Alejandro Barreiro Olivera

Died: January 21, 1937

A prominent labor union leader who maintained an intransigent and incorruptible attitude in service to the working class, one of the revolutionary fighters most hated by the dominant oligarchy of his time and also, for those very same reasons, one of the most beloved by workers.

He was born in Guanabacoa, in the bosom of a humble family, which determined his early entry into work to help his parents support the household. From apprentice he became a tobacco roller; and in 1919, a cigar worker, a profession he exercised throughout his life.

Because of his tenacity, organizational capacity and courage, he earned the respect of his companions and was elected in 1918, first as vice president and later as president of the Tobacco Sorters Guild. His prestige and authority as a labor leader kept growing and when he became a cigar worker, he was elected, in 1920, president of the Union of Workers in the Cigar Industry.

He participated actively in committees to aid unemployed workers and in committees for May First; he presided over and organized strikes in his sector, and supported those carried out by other workers. Of socialist ideological tendency, he joined the Socialist Grouping of Havana, where in 1912 he was elected vice president.

He carried out extensive dissemination of socialist ideas and in favor of political and ideological education of the proletariat, not only through direct work, but also as administrator of the newspaper El Socialista, director of Boletín del Cigarro, and administrator of Boletín del Torcedor.

Barreiro's multifaceted activity in the labor and socialist movement provoked the reaction of the dominant classes and for this reason he was detained many times and subjected to judicial proceedings in 1917, 1923 and 1925, among others. He also suffered threats of death and deportation, all of which were frequent in his life, dedicated to the cause of the proletariat.

He participated actively in the most important events of the Cuban working class to achieve labor union unity, as a member of circumstantial committees; delegate to the labor congress of the Workers Federation of Havana, to the first congress convoked by said organization, in December of 1924; to the second, which met in February of 1925 and to the third, held in August of that same year, in which the National Workers Confederation of Cuba (CNOC) was established.
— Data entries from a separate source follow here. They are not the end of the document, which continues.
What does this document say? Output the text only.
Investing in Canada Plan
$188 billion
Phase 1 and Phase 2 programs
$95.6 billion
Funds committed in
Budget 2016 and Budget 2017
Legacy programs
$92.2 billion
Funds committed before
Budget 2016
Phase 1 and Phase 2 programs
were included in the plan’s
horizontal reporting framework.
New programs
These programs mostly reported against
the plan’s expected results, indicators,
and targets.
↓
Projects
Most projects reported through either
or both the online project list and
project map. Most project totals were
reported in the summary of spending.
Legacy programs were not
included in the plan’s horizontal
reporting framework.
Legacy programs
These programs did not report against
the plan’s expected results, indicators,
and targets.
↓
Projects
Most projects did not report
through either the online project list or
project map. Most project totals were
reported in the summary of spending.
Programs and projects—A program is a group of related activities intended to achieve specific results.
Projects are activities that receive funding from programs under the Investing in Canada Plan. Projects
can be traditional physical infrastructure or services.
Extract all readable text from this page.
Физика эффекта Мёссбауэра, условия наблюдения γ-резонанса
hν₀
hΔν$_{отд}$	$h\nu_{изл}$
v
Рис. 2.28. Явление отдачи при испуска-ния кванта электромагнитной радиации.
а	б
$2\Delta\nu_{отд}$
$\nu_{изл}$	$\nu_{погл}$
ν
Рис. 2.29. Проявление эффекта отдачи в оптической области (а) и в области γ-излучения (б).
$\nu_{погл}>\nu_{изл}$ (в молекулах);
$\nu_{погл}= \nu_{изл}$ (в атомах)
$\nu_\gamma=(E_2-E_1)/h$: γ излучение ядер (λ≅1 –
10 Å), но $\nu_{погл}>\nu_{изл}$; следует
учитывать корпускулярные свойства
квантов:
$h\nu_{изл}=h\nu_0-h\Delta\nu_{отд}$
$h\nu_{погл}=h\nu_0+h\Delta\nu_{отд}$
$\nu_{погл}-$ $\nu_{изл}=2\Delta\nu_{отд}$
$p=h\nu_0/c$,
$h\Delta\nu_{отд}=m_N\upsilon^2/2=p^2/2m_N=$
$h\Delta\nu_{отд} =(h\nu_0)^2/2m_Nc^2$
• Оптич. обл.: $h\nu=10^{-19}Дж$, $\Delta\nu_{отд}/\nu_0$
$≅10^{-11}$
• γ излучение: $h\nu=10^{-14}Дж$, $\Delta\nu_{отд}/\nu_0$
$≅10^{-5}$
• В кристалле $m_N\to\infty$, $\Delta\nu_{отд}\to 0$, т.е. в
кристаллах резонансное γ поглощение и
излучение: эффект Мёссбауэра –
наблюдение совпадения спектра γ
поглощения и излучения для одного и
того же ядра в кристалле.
His political life also developed in ascendance, so in November of 1918 he was elected president of the Socialist Grouping of Havana, which carried out an extensive campaign in favor of the October Revolution and other tasks. However, due to the contradictions that existed within this organization, the communists separated from it, and together with Carlos Baliño founded, on March 18, 1923, the Communist Grouping of Havana, embryo of the first Marxist-Leninist Party of Cuba.

He left Cuba under Party directives and returned in 1928, but upon arrival he was deported. In his exile in Mexico he continued his revolutionary work and joined the Association of New Revolutionary Emigrants (ANERC), founded by Julio Antonio Mella, with whom he maintained close bonds of friendship. From Mexico he was sent to the congress of Montevideo, in May of 1929 where the Latin American Labor Confederation was established.

He arrived in Cuba in the midst of the fall of the tyrannical government of Gerardo Machado, in 1933, and returned to the front lines of struggle in favor of workers. He joined his old workplace, the cigar factory "La Competidora", while at the same time being active in the party organization established in that place. He participated in the IV Congress of Labor Union Unity, in 1934 and in the worker struggles of the period.

He was detained after the strike of March 1935. The rigors of struggle, the vicissitudes and the work took their toll on his health, which progressively deteriorated. He died in Havana, at the age of 52, on January 21, 1937.